Built-in profiles for Kodak, Ilford, Fuji and more — dial in once, reuse forever.

Live Temperature Monitor

Real-time readout from the onboard DS18B20 sensor, displayed and logged in-app.

Automated Agitation Timer

Step-by-step agitation scheduling with haptic and visual alerts at each interval.

Session History

Every roll logged — film stock, chemistry, temperature, and duration — for consistent results.

Not one step left to chance.

From chemical pour
to final wash.

The app walks you through every development stage with precise timing and real-time temperature feedback — so every roll comes out exactly as intended.

Step-by-Step Guidance

Developer, stop bath, fixer — each stage timed and prompted automatically.

Agitation Alerts

Haptic and visual reminders fire at the exact moment agitation is needed.

Temperature Warnings

Live alerts if chemistry drifts out of the target range mid-process.

Push & Pull Support

Adjust development time for pushed or pulled exposures with one tap.

Every variable.

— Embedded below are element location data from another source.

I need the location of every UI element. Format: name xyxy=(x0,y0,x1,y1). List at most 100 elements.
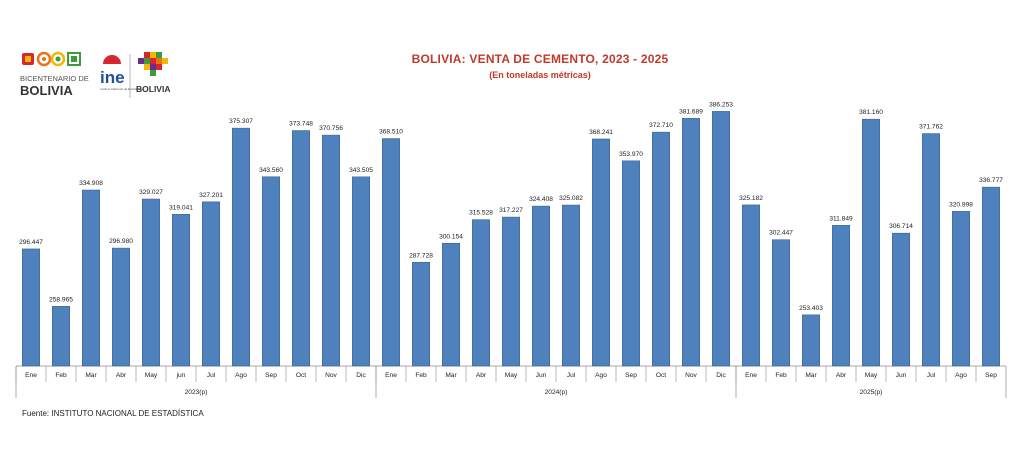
category-tick-label: Ago xyxy=(955,372,967,379)
category-tick-label: Abr xyxy=(116,372,127,379)
data-label: 375.307 xyxy=(229,118,253,125)
ine-subtext: Instituto Nacional de Estadística xyxy=(100,87,143,91)
data-label: 325.182 xyxy=(739,195,763,202)
logos-graphic: BICENTENARIO DE BOLIVIA ine Instituto Na… xyxy=(20,51,170,98)
bar xyxy=(951,211,970,367)
data-label: 370.756 xyxy=(319,125,343,132)
data-label: 320.998 xyxy=(949,201,973,208)
category-tick-label: Dic xyxy=(356,372,366,379)
bar xyxy=(381,138,400,367)
category-tick-label: May xyxy=(505,372,518,379)
bar xyxy=(112,247,131,367)
bar xyxy=(142,198,161,367)
bar xyxy=(21,248,40,367)
bar xyxy=(861,118,880,367)
data-label: 296.447 xyxy=(19,239,43,246)
bar xyxy=(261,176,280,367)
ine-logo: ine Instituto Nacional de Estadística xyxy=(100,55,143,91)
data-label: 373.748 xyxy=(289,121,313,128)
group-label: 2025(p) xyxy=(860,389,883,396)
bar xyxy=(771,239,790,367)
group-label: 2024(p) xyxy=(545,389,568,396)
category-tick-label: Mar xyxy=(85,372,97,379)
bar xyxy=(681,118,700,367)
bar xyxy=(561,204,580,367)
bar xyxy=(981,186,1000,367)
category-tick-label: Abr xyxy=(476,372,487,379)
data-label: 324.408 xyxy=(529,196,553,203)
data-label: 353.970 xyxy=(619,151,643,158)
category-tick-label: jun xyxy=(176,372,186,379)
data-label: 381.689 xyxy=(679,108,703,115)
bar xyxy=(321,134,340,367)
data-label: 371.762 xyxy=(919,124,943,131)
category-tick-label: Nov xyxy=(685,372,697,379)
category-tick-label: Jun xyxy=(536,372,547,379)
bar xyxy=(202,201,221,367)
data-label: 306.714 xyxy=(889,223,913,230)
data-label: 311.849 xyxy=(829,215,853,222)
bar xyxy=(921,133,940,367)
data-label: 302.447 xyxy=(769,230,793,237)
category-tick-label: Feb xyxy=(775,372,787,379)
bar xyxy=(711,111,730,367)
bar xyxy=(621,160,640,367)
data-label: 336.777 xyxy=(979,177,1003,184)
bar xyxy=(441,242,460,367)
category-tick-label: Feb xyxy=(415,372,427,379)
data-label: 368.510 xyxy=(379,129,403,136)
data-label: 296.980 xyxy=(109,238,133,245)
bar xyxy=(411,261,430,367)
data-label: 317.227 xyxy=(499,207,523,214)
bar xyxy=(501,216,520,367)
data-label: 327.201 xyxy=(199,192,223,199)
title-block: BOLIVIA: VENTA DE CEMENTO, 2023 - 2025 (… xyxy=(300,52,780,80)
estado-logo: BOLIVIA xyxy=(136,52,170,94)
data-label: 334.908 xyxy=(79,180,103,187)
category-tick-label: Jul xyxy=(927,372,936,379)
data-label: 287.728 xyxy=(409,252,433,259)
bar xyxy=(651,131,670,367)
bar xyxy=(172,214,191,367)
category-tick-label: Oct xyxy=(656,372,666,379)
data-label: 325.082 xyxy=(559,195,583,202)
bar xyxy=(591,138,610,367)
category-tick-label: Sep xyxy=(265,372,277,379)
category-tick-label: Feb xyxy=(55,372,67,379)
category-tick-label: Jul xyxy=(567,372,576,379)
logos-area: BICENTENARIO DE BOLIVIA ine Instituto Na… xyxy=(20,50,180,104)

Your call.

Manual configuration screen

Your recipe,
your rules.

Skip the presets and dial in every variable yourself — film type, develop time, temperature, and push/pull compensation — for complete creative control over the process.

Film Type Selection

Choose between Color Negatives, Slides, or B/W — settings adapt automatically.

Custom Develop Time

Tap +/− to set your exact development duration down to the second.

Temperature Target

Set your chemistry temperature in °F — the sensor monitors and alerts in real time.

Push / Pull Compensation

Dial in +1, +2 or pull stops to match how you shot the roll.